In C headers it's a backward compatibility for code written for win9x. As such it doesn't make much sense for new code and especially for D code. The mess is a price for thoughtless copying.
November 13, 2015
On Friday, 13 November 2015 at 05:09:12 UTC, Mike Parker wrote:
> I've gotten into the same habit. But it appears the switch to dynamic loading has made it so that only the A versions or only the W versions are available. You no longer get both.
>
> https://github.com/D-Programming-Language/druntime/blob/master/src/core/sys/windows/w32api.d#L85

That only declares aliases without postfix, actual declarations are available unconditionally barring a few bugs.
November 13, 2015
On Friday, 13 November 2015 at 08:10:12 UTC, Kagamin wrote:
> On Thursday, 12 November 2015 at 15:58:53 UTC, Jonathan M Davis wrote:
>> It seems pretty wrong for the A versions to be the default though...
>
> For my money it's a plain bug in bindings :)

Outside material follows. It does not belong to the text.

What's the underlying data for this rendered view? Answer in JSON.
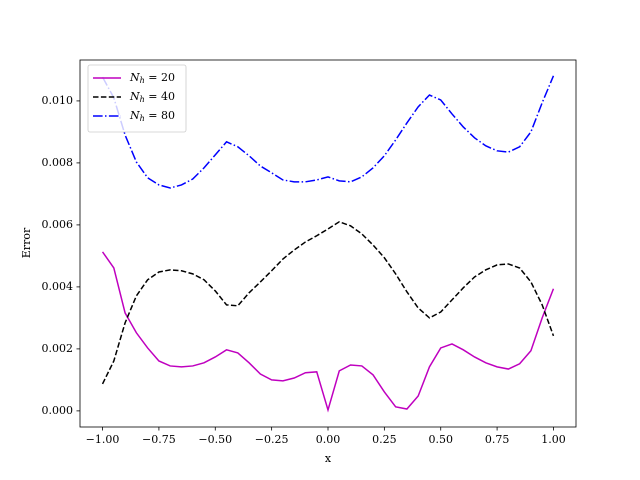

Yep, we don't support non-Unicode Windows versions anyway so there's no reason for this. It's not as important as in C though, since TCHAR does not have a big role in D - you will need to be explicit to which character type you convert to when converting from D strings anyway.

If only Microsoft would have adopted UTF-8 as an 8-bit locale... if only.

November 13, 2015
On Friday, 13 November 2015 at 08:44:33 UTC, Vladimir Panteleev wrote:
> If only Microsoft would have adopted UTF-8 as an 8-bit locale... if only.

Then you would need to do all TCHAR stuff from windows headers in order to conditionally compile for utf-8 for say Windows 20 and for utf-16 for previous versions.